The chorus of voices opposing the South African government’s proposed Protection of Information Bill and state-backed ombudsman continue to grow. South Africa’s Business Day estimates the press produces three articles per day opposing what many journalists see as an attempt by the ruling party to muzzle investigative reporting. More than 30 editors from major papers published protest messages mid-month calling on the government to abandon the planned legislation. But the South African media has yet to coordinate a mass protest comparable to that successfully orchestrated by Kenyan journalists in 2007 against the country’s media bill. And President Jacob Zuma, infamous for issuing defamation suits against a critical South African press, may not back down easily in the face of public criticism.
In Kenya, a mass protest in August 2007 by hundreds of media practitioners quashed an amendment to the 2005 Media Act that would have compelled editors to reveal their sources. “I never saw so many journalists in Kenya,” recalls Sammy Mbau, who helped organize the protests with a group of colleagues.
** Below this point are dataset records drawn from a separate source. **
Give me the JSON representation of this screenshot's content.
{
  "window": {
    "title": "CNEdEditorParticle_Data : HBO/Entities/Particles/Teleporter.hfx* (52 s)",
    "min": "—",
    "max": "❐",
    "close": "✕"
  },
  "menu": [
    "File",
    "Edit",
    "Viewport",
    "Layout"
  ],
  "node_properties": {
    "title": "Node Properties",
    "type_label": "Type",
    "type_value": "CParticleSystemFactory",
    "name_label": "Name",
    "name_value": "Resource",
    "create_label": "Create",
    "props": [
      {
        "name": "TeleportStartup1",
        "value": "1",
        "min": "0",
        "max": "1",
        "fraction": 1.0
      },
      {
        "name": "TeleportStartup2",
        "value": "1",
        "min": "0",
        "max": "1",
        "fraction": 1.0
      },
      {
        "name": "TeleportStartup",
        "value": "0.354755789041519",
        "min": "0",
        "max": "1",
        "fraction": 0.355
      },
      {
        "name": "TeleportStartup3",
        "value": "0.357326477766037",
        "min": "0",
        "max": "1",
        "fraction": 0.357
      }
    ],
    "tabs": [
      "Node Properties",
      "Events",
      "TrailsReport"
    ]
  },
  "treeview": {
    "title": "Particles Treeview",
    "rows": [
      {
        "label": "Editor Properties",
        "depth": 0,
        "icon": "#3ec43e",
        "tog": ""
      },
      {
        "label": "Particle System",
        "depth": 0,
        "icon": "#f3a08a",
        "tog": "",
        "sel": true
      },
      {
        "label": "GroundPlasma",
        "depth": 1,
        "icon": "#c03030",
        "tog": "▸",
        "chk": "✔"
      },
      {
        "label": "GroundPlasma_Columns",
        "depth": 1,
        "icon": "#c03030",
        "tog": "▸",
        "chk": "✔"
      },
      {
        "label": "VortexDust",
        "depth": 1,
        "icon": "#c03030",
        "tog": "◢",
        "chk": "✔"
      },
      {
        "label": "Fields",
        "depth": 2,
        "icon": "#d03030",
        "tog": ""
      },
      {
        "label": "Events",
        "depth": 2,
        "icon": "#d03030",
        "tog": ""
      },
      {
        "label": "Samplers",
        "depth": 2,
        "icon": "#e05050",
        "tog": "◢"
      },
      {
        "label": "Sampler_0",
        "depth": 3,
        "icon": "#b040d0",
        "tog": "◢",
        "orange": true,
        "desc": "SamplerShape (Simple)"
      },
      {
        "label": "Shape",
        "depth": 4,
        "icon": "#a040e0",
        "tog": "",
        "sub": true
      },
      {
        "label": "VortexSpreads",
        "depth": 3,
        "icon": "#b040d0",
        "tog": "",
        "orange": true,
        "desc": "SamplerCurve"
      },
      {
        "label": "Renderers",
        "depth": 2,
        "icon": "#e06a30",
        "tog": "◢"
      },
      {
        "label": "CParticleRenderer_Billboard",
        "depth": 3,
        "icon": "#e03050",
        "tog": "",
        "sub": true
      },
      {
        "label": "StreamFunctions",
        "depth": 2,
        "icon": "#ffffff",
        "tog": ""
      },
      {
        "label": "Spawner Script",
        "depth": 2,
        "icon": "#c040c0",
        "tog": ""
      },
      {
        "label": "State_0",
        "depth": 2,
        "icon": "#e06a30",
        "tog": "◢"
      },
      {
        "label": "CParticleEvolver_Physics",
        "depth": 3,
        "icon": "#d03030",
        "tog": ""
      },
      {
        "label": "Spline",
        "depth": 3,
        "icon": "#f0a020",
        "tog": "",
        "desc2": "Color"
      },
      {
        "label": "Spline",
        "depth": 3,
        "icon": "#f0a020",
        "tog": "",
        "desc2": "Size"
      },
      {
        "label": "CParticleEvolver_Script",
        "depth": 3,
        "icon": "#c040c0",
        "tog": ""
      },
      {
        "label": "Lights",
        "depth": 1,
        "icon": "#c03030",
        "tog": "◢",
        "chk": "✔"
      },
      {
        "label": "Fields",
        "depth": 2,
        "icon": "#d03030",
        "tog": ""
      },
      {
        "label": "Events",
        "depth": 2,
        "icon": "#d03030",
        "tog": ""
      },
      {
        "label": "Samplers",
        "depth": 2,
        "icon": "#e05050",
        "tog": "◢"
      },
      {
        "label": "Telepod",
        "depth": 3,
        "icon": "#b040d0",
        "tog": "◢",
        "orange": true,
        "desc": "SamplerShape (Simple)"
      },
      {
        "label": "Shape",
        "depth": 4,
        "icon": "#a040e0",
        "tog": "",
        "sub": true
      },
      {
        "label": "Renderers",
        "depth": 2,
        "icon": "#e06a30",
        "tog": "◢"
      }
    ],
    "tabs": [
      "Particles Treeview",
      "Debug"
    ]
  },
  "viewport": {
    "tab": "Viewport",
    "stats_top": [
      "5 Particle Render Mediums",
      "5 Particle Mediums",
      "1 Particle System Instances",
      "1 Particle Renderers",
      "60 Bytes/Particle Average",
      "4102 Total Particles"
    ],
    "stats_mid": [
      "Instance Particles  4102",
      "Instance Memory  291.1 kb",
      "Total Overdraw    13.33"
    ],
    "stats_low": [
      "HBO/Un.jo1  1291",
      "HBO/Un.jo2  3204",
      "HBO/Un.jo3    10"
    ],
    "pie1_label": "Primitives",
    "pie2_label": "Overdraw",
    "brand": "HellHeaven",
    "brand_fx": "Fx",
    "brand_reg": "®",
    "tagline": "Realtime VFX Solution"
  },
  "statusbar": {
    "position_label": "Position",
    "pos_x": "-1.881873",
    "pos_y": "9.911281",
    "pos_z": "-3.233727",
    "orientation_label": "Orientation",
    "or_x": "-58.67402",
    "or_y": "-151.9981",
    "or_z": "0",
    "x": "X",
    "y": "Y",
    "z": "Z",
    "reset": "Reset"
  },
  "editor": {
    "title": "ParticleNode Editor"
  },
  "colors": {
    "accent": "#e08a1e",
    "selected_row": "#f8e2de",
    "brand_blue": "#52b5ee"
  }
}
Wearing gags and walking in an eerily silent protest, journalists marched through Kenya’s capital from Freedom Corner in Uhuru Park to the parliament. “We circled around parliament while they were in session,” Mbau told me. “They actually stopped the session and the assistant information minister, Koigi Wamwere, locked the gate to prevent us coming in.”
Kenyan journalists had planned further protests–including keeping the front pages of all major newspapers blank on all major papers and having TV newscasters wear gags on camera. But President Mwai Kibaki recalled the bill just hours after the protest march. Unlike Zuma, Kibaki faced a re-election bid and a diverse ruling party with members sympathetic to the press. “The African National Congress is one solid unit that can decide to be dictatorial,” said Tervil Okoko, the former chair of the Kenyan Union of Journalists and part of the protest organizing team. “So they will have to act with one voice to get anywhere.”
Similar to the South African press, the feisty Kenyan media has only developed its voice in the past decade. “Both countries come from a history of censorship, so ideas of press freedom and self-regulation are very nascent,” Okoko told me. Fiscal constraints also ensured that politicians under former Kenyan President Daniel Arap Moi were dealing with a complacent, purchased press. “But after the 2002 elections, a patriotic wave swept the nation,” Mbau said, “and journalists started serving the interests of their audience–not the politicians.”
Mbau believes the South African press will need more than a protest march by the media. “Everyone in South Africa needs to be involved in condemning the government’s media plans. The public needs to realize that censorship affects everyone. Yes, the South African government is trying to muzzle the press, but also its citizens.”